Siringhe nella casa di Salah

PARIGI – C’erano anche delle siringhe, degli aghi e delle cannule in uno dei covi dei terroristi che hanno compiuto gli attentati di Parigi venerdì 13 novembre. I cronisti del settimanale francese Le Point sono entrati nelle due stanze di un hotel ad Alfortville, nella Valle della Marna, prenotate da Salah Abdeslam con la carta di credito su booking.

Nel video girato da Le Point si vedono, in quelle due stanze, i letti rovesciati per fare spazio, resti di pizza e madeleine al cioccolato e delle siringhe con degli aghi e delle cannule. Ancora non è chiaro se siano state usate dai terroristi per confezionare gli esplosivi o per drogarsi prima di compiere la strage.

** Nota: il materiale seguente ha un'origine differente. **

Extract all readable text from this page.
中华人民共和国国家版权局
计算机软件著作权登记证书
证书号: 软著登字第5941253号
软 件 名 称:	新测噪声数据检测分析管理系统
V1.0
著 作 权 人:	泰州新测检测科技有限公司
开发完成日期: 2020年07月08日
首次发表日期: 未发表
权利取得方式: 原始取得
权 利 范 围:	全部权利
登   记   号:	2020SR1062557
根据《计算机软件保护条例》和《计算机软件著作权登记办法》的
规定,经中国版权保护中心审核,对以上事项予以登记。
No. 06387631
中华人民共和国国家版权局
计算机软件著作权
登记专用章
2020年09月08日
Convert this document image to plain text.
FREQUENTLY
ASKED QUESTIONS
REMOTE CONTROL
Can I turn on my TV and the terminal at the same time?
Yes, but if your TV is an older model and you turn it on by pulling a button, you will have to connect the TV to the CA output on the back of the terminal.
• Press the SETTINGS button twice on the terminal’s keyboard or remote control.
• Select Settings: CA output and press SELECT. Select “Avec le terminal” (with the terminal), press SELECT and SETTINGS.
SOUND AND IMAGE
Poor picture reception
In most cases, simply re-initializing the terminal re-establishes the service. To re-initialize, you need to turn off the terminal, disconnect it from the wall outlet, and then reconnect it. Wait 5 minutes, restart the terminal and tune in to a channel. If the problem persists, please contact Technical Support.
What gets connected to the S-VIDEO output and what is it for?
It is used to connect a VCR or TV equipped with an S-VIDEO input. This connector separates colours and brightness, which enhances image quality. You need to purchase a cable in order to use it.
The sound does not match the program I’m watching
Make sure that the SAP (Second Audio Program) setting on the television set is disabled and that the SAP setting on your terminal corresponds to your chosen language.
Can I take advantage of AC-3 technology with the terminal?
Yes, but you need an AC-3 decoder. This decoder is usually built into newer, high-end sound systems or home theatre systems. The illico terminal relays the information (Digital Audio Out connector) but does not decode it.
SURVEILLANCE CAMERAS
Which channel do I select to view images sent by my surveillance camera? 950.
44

Alcuni testimoni hanno riferito che gli assassini “sembravano dei morti viventi”, una versione che potrebbe avvalorare l’ipotesi droga.

Quello di Alforville è il secondo covo usato dai terroristi. L’attentatore di Boulevard Voltaire, Brahim Abdeslam, aveva infatti affittato una appartamento a Bobigny dal 10 al 17 novembre.

Proprio oggi, 17 novembre, si è scoperto che Salah Abdeslam di ritorno da Parigi, sabato sera, sarebbe stato accompagnato nei pressi dello stadio di Bruxelles Re Baldovino, dove oggi si sarebbe dovuta giocare la partita Belgio-Spagna. La notizia, data dal quotidiano fiammingo Het Nieuswblad, è trapelata da fonti vicine agli inquirenti che stanno interrogando i due arrestati a Molenbeek, Mohamed Amri e Hamza Attou, con l’accusa di aver collaborato agli attentati parigini.

Secondo il giornale, i due avrebbero fornito informazioni contraddittorie. Ma uno di loro, Attou, avrebbe detto che Salah, su cui pende tuttora un ordine di arresto internazionale, sarebbe stato condotto nella zona vicina allo stadio di Bruxelles, Re Baldovino. Sempre le stesse fonti, definiscono Salah un individuo “estremamente pericoloso”, ormai in fuga e che non avrebbe “nulla da perdere”.